The condition of the cardiovascular system can greatly affect hearing loss and can contribute to predisposing the ear synergistically to noise exposure. Conditions as hypertension, mild-to-moderately high cholesterol levels and high triglyceride levels are conditions that can to some extent be affected by diet. Foods high in antioxidants and low in saturated fats are known to be significantly friendly to the cardiovascular system. In addition, significant amounts of antioxidants as provided in the food supplement N-acetylcysteine (NAC) is proving to be important in the prevention/treatment of noise induced hearing loss.

Bibliography:

  1. Rosen S, Olin P, Rosen HV: Dietary prevention of hearing loss. Acta Otolaryngol 70:242-247, 1970.

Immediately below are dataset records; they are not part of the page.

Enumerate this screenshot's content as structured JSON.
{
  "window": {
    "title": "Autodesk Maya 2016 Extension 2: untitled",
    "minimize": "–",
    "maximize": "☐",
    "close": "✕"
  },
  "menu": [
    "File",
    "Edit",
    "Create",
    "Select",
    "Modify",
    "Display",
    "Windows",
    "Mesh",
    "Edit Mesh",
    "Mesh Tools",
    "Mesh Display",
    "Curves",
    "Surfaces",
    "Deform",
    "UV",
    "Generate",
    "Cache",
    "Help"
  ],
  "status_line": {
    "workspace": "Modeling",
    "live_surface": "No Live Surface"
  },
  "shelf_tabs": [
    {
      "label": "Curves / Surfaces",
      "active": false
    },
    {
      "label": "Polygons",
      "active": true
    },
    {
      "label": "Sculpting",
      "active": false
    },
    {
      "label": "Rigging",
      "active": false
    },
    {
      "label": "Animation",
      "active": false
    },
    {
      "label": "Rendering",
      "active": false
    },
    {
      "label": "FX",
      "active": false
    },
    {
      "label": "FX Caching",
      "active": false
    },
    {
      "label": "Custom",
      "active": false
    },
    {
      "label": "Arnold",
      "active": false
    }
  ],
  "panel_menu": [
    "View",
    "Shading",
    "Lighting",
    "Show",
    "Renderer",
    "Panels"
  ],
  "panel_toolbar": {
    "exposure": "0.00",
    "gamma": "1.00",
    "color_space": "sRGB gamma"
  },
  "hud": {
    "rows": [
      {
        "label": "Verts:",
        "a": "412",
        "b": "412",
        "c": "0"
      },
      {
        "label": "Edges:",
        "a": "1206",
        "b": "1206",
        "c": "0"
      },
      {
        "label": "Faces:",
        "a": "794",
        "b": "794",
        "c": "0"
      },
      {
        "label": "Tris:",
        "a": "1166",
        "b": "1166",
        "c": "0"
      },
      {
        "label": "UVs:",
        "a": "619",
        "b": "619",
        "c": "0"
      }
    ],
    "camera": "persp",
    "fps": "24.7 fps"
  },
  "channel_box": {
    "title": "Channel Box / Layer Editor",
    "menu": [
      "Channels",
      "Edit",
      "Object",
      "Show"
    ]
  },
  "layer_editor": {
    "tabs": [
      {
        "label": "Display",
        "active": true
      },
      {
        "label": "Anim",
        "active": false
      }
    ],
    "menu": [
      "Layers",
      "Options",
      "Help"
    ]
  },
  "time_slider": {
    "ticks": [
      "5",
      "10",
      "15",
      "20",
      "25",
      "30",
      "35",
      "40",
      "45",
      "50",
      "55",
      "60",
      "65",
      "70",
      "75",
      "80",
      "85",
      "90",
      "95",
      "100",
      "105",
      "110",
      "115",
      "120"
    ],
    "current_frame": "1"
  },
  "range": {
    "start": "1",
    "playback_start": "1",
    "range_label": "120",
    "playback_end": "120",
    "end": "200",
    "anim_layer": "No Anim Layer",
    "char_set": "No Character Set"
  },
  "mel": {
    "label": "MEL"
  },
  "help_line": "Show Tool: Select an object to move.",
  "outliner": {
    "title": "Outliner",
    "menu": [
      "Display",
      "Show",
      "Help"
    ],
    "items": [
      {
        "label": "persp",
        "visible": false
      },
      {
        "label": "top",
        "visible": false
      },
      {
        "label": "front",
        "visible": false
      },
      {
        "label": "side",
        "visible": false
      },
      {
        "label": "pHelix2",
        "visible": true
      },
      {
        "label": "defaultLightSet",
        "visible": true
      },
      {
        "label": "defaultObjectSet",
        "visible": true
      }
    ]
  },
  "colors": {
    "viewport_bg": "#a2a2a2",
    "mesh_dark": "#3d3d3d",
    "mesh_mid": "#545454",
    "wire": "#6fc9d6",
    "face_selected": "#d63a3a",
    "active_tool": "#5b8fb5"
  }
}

  2. Acik, KT, et al , The effect of hyperlipidemia on hearing function. Kulak Burun Bogaz Ihtis Derg 2002 Mar-Apr;9(2): 112-6
  3. Jones, NS; Davis A., A retrospective case-controlled study of 1490 consecutive patients presenting to a neuro-otology clinic to examine the relationship between blood lipid levels and sensorineural hearing loss. Clin Otolaryngol 2000 Dec; 25 (6): 511-7
  4. Suzuki K., Kaneko M., Murai K., Influence of serum lipids on auditory function. Laryngoscope 2000 Oct;110 (10 pt 1):1736-8 (ISSN:0023-852X)
  5. Pillsbury HC: Hypertension, hyperlipoproteinemia, chornic noise exposure: Is there synergism in cochlear pathology? Laryngoscope 96:1112-1137, October 1986.
  6. Henderson, D: Noise Induced Hearing Loss Part A; Part B, Video Tape Transcripts, University Florida, AuD Distance Learning Program, 2002.
  7. Kopke, R: Otoprotectants: the Role of Antioxidants. Proceeding of 28th NHCA Hearing Conservation Conference, Feb. 20-22, 2003, Dallas, TX.